Holstering his pistol, he slipped a plaz blade from a thigh sheath. The twenty-centimetre blaze of blue-green plasma made short work of the droid's essential systems, cutting through plastic and metal with a sly hiss. Acrid fumes set off hazard warnings on his com before the desert wind dispersed the toxic mix.

The smell reminded him of the field of charred debris he'd left behind hours ago. It reminded him of what had come at him in the void hours before that.

A shadow against the pinpoint lights of a backworld star sector.

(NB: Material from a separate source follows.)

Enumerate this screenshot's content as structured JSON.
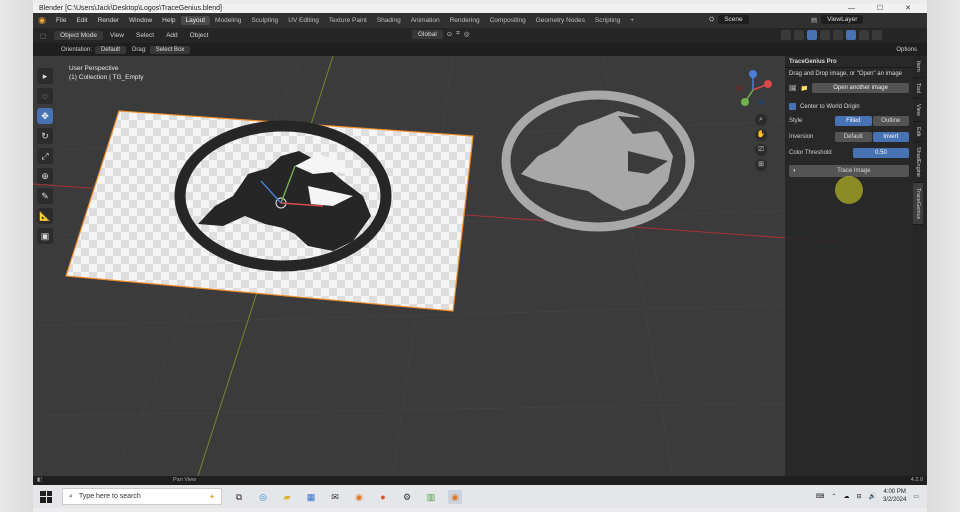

His team had been surveilling foreign military activity, a few stray Xykeree vessels, when a strange, cloaked ship had appeared from nowhere, shield disruptors engaged, cannons firing. It had attacked with surgical precision; it had had an answer to every strategy and technological countermeasure. Retreat had quickly become the only option, and even that had been taken from him and his crew in the gravity well of the planet he now stood on.

That knowledge lit a cold fire. Their landing had been ugly. The aftermath worse. Half a dozen crew capsules had failed to launch. Caught in the vessel's wreckage, their buckled shells had been voids to his psionic senses.

Hollow. Soulless.

Kaplan gripped his blade, the sinking sensation of defeat, its brutal cost, a black hole in his gut. He and his crew had been outclassed from the start. Yet a handful of them still breathed. Why? Why hadn't they been taken out as cleanly as his vessel?

A question for his growing list.

Sheathing his blade and redrawing his pistol, he left the rising wind to cover the Frankendroid's remains. The bigger mess behind him, many klicks away, wouldn't be so easily buried.

He wouldn't let it be.

The roar of an engine drowned out that thought and the whisper of shifting sands.

Beyond the shelf of rock he walked beneath, a surface skimmer darted over a ridge. Since dawn, the traffic in the area had been building. Planetary vehicles of all sizes—from personal transports to scarred shuttle trains carrying ore—dodged under incoming and outgoing space-capable craft.

He'd finally found some kind of settlement.

That should have been a godsend. But the hum of life that lay just over the ridge wasn't welcoming. Its ill will had bled out into the surrounding sand and rock. In the last fifteen minutes, he'd disabled five booby traps, decommissioned two armed droids, and blasted a messy hole in a local who'd thought to greet him with the business end of a bolt rifle—a nasty piece of plasma weaponry.

In the backworlds, civilisation did not necessarily equate to civilised.

Kaplan reviewed his bug eye's data for signs of activity. His psi-tech remained silent, an odd sensation. As a laboratory-grown genetic alterant, a Rha Si third-gen from an Original line, not a newly altered human, he was used to receiving a headache-inducing number of psionic signals. A side effect of his abilities, one his genetic origins heightened.

His highly questionable, highly classified origins.

Resentment, useless but familiar, tightened his jaw. The military had their reasons for incorporating alien genes into his DNA: territorial security, social and economic stability ... the Rha Si Originals.

The first humans altered for telepathy by an allied species in the war, they were still the military's best secret weapon. They were stronger psi than anyone enhanced since in black-site labs; stronger than their tank-grown grandchildren, third-gens like him, and their second-gen children. Their success demanded replication, no matter how many attempts it took. Some even displayed forms of psychokinesis, rare abilities their lab-grown offspring could also develop, but only weakly, later in life.